No dive restrictions were imposed except a maximum depth of 100 feet. All divers did multi-level dives - - the Nitrox group
ranged from 45 to 95 feet, with dive times between 32 and 69 minutes, while the air group dived between 40 and 90 feet, with
dive times between 31 and 71 minutes. Divers followed their own dive computers (Nitrox divers' computers were set for an
EANx32 mix) and were most often limited to a single safety stop of five minutes at 15 feet.

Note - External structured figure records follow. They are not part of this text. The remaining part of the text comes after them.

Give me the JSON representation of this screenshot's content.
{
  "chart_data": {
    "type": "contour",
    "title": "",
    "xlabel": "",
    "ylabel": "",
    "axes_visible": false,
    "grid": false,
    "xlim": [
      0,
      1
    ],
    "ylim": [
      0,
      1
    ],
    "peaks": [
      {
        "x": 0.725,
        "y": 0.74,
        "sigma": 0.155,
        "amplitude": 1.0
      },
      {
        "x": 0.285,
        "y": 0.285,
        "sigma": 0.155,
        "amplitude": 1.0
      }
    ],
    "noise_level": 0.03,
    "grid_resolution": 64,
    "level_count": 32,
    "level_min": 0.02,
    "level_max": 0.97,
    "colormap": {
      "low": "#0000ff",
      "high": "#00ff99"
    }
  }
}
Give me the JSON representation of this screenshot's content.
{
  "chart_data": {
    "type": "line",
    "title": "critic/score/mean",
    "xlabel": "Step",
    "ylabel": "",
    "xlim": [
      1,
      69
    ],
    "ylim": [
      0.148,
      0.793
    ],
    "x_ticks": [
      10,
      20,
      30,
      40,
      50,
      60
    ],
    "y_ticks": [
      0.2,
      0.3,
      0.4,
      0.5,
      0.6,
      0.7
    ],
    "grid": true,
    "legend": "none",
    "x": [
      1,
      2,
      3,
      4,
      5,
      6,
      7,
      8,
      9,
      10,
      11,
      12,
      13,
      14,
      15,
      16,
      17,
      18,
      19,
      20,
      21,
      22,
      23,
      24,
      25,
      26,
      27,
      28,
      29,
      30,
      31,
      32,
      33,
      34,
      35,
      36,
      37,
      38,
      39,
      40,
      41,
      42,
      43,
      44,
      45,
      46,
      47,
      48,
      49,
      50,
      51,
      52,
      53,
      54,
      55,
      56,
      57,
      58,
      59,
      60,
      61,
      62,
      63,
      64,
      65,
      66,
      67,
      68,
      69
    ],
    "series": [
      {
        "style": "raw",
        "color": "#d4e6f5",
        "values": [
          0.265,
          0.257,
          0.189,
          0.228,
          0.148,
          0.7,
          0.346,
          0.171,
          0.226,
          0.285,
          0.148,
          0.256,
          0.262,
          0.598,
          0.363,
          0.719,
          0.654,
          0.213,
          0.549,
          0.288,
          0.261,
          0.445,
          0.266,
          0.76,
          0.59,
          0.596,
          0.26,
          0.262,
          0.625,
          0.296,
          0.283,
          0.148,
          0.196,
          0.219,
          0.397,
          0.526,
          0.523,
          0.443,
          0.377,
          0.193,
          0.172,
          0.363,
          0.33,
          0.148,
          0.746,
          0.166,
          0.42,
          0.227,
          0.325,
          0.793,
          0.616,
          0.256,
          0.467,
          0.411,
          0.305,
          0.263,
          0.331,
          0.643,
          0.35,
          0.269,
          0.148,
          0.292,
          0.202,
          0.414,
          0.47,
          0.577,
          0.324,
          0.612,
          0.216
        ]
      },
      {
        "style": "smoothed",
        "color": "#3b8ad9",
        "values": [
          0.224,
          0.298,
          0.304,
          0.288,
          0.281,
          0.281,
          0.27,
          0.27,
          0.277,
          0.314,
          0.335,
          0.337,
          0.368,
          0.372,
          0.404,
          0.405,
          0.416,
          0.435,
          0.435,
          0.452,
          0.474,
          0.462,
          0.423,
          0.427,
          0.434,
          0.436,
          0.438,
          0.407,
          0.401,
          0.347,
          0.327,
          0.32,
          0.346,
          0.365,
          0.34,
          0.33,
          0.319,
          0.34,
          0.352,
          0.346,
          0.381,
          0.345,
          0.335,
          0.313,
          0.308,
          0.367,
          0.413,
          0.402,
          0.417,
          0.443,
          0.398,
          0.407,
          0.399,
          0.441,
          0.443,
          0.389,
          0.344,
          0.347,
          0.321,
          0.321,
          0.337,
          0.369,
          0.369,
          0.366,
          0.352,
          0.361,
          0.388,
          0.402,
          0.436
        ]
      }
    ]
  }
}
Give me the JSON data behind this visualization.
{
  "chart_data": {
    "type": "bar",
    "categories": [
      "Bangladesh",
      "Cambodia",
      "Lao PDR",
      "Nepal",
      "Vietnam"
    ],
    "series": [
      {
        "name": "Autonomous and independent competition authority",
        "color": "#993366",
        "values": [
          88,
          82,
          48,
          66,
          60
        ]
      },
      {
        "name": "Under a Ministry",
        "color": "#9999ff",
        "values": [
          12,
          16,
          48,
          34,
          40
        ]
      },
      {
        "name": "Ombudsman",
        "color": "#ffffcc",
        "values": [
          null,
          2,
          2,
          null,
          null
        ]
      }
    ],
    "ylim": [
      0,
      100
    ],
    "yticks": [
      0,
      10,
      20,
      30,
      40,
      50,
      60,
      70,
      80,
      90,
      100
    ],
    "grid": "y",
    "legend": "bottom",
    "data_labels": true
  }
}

Fatigue was assessed before each dive and 30 to 60 minutes after, with each diver asked to evaluate both their energy and
tiredness levels on a scale from 0 to 10. Then alertness was tested using critical flicker fusion frequency --"the frequency at
which a stimulus of intermittent light seems to be completely stable to the observer." A waterproof device consisted of a rotating
cylinder with a slit that allows the eye to see flickering. As the rotation of the cylinder speeds up, the eye and brain eventually
cannot detect the flicker but sees a solid or fused light. The earlier this occurs, the less alertness and the more fatigue
the viewer experiences. The test was repeated three times, with the mean value used as the fusion frequency.
The study showed a significant decrease in perceived fatigue in Nitrox divers. The flicker-to-fusion times decreased by 6
percent in the air group but increased 4 percent in the Nitrox group. On the other hand, the difference between breathing
pre- and post-dive in Nitrox users was not significant. The critical flicker-fusion frequency measurements showed impairment
in air divers but improvement in Nitrox divers. Still, more studies are needed to fully explore the complexity of modifications
in the nervous system according to the type of gas used for a dive.
"Evaluation of critical flicker fusion frequency and perceived fatigue in divers after air and enriched air nitrox diving," Pierre Lafere et al., Diving and Hyperbaric
Medicine, Vol. 40, No. 3, pages 114-117.